How Thaabarî Komû Trounced Ken Theero for Good

Nobody in this village, where babies connect people and Tha is pronounced as Sa or Za and ba as sa, really recalls the birth of Thaabarî in vivid detail. Her father, Mîkaîri Komû, timidly walked into the village marketplace holding baby Thabaarî, flanked by his wife, Beta, as was custom in the community. The journey to the marketplace was not documented, as the only aim was to fulfill custom by just presenting baby Thabaarî to the villagers in the hope that they would accept her. Unfortunately, nearly everyone in the marketplace that day was at the podium set aside for Ken the son of Theero. The villagers had been intrigued by Ken Theero’s grand entry into the marketplace on market day in the hands of his popular grandfather, Theansa Isyesi. As for Thabaarî Komû, her grandfather, Thebeta Opshon, was unknown to the villagers and unaccustomed to the marketplace having lived nearly all his life in a far-off village, called Ngeretha.

When Mr. Komû presented his daughter Thabaarî, Theansa Isyesi mocked him about how small and congested her presentation podium was; so small that the villagers had to wait in line to come close to seeing her tiny toes. Only a few village vagabonds stayed around Thabaarî’s podium. Most of those that stayed only did so because they needed something different to gossip about. Thabaarî had a rough start and the future looked as unpromising as monogamy in a pack of wolves does. This unpopularity is what prompted Komû to move his daughter from the crowded, rich marketplace and introduce Thabaarî Komû to the village farmers, retirees and the illiterates that could not make it to the popular village marketplace. There, Thabaarî Komû, who was always dressed in green and white with a tiny, red hat was received with unequalled enthusiasm – for, you see, she was the only one in the remote areas of the village and she connected people with her novel ways of communication.

Meanwhile, Ken Theero, in his usual red and white fancy suit, was busy marketing himself in the marketplace especially to those that looked wealthy and loaded. What Ken Theero could not see was that the marketplace villagers that he targeted and helped connect were sons and daughters of the villagers in the remote areas where Thabaarî had relocated to and made herself a household name. What the villagers at the marketplace needed was someone that could connect them to their illiterate, clothed-in-rags mothers, chang’aa saturated fathers, camiso-adorned daughters, underwearless sons, ever-gossipping aunties, bell-bottomed uncles, and their grandfathers and grandmothers who had gradually evolved into toothless mammals. This, Ken Theero had not set himself up to do since the marketplace was where he expended his biceps. On the other hand, Thabaarî Komû did not even need to reintroduce herself to the marketplace and the marketplace people. The villagers she had connected in the remote, dusty areas where the private chambers were more popular for the du-sound one made after hitting the eject button than for privacy and hygiene. Before long, they introduced Thabaarî to their marketplace relations (the likes of Katirizious Namwonyonyi, Fantamagorgeous Kîambûthî, Bob Marley Mwamnazi and Faudiza Ade Othlongongo) through word of mouth over some Christmas nyama shoma and kumîra kumîra campaigns.

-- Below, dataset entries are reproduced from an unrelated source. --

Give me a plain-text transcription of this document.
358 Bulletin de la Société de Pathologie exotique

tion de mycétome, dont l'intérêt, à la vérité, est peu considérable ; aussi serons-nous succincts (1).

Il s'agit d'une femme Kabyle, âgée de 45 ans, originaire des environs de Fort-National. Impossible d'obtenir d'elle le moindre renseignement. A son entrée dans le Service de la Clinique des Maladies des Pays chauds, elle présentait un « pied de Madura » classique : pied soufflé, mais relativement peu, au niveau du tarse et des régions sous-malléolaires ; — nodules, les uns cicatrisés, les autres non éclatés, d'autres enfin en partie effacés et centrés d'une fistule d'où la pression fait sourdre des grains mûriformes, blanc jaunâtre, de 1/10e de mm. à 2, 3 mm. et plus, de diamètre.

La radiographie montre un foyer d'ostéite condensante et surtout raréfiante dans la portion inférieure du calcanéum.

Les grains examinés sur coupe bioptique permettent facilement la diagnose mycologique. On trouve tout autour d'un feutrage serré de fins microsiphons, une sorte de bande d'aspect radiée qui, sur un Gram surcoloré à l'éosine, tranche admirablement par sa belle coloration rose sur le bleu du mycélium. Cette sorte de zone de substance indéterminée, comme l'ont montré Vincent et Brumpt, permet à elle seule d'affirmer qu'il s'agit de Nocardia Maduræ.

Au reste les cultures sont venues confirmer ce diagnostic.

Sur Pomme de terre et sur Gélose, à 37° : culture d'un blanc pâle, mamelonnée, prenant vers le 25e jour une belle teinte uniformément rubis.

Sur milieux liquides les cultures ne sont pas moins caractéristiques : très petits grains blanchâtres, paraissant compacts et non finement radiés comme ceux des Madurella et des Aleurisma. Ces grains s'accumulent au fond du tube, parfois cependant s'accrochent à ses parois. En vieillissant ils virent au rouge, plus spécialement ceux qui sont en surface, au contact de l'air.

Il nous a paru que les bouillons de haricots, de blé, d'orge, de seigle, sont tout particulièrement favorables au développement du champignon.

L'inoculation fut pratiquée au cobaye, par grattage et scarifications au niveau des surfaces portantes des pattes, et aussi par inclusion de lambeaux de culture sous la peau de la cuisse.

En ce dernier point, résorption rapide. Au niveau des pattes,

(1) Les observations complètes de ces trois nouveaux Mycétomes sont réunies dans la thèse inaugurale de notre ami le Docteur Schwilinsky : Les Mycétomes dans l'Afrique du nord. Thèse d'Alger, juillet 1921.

Gradually, Thabaarî Komû became the most-sought-after connector between the marketplace gurus and the remotest of village commoners. Sooner than later, Ken Theero could not cope and in his usual marketplace ways, he chose to spice up his outlook with a new name. He began calling himself Thaini – just Thaini. He dished out freebies to both the marketplace and the remote village creatures to no avail. Thaini lacked the village-smart acumen to sustain those. He would later transform to Eiya Tero, but he would forever be second place, as Thabaarî Komû – despite charging more to connect – was now family. The villagers could hear none of him. Not even the Tibim-Tialala marketplace community’s resist-Thabaarî-Komû massive lefting shook Thabaarî Komû for Eiya Tero.

Thabaarî Komû even connected the mbecas of the marketplace and the rural Weetangualias from the western village block through her first cousin, Em-Mbeca. She then got married to Mayweather Twawetha and in the now-trending, unafrican, 21st Century swag had since hiphened Twawetha after her name to become Thabaarî Komû-Twawetha. She was helping people to come together and make great things happen… Together. She even ventured into offering savings and loans, ritûrû transport services and Paimba connectivity to Masakussetes. Although people complained that she charged more to connect them, they stayed with her. Meanwhile, Eiya Tero was busy grappling for number two with Thabaarî Komû’s younger, cousin bladder (cousin from a very very far relation), Tere Komû. He had changed names one too many times even for his once-marketplace fans to recognize him. He began copying nearly everything Thabaarî Tero invented, but with little success if any. Forever doomed to changing names and fighting for second-place, Ken Theero had signed up a forever-trounced contract with Thabaarî Komû and renewed it forever with the now Thabaarî Komû-Twawetha.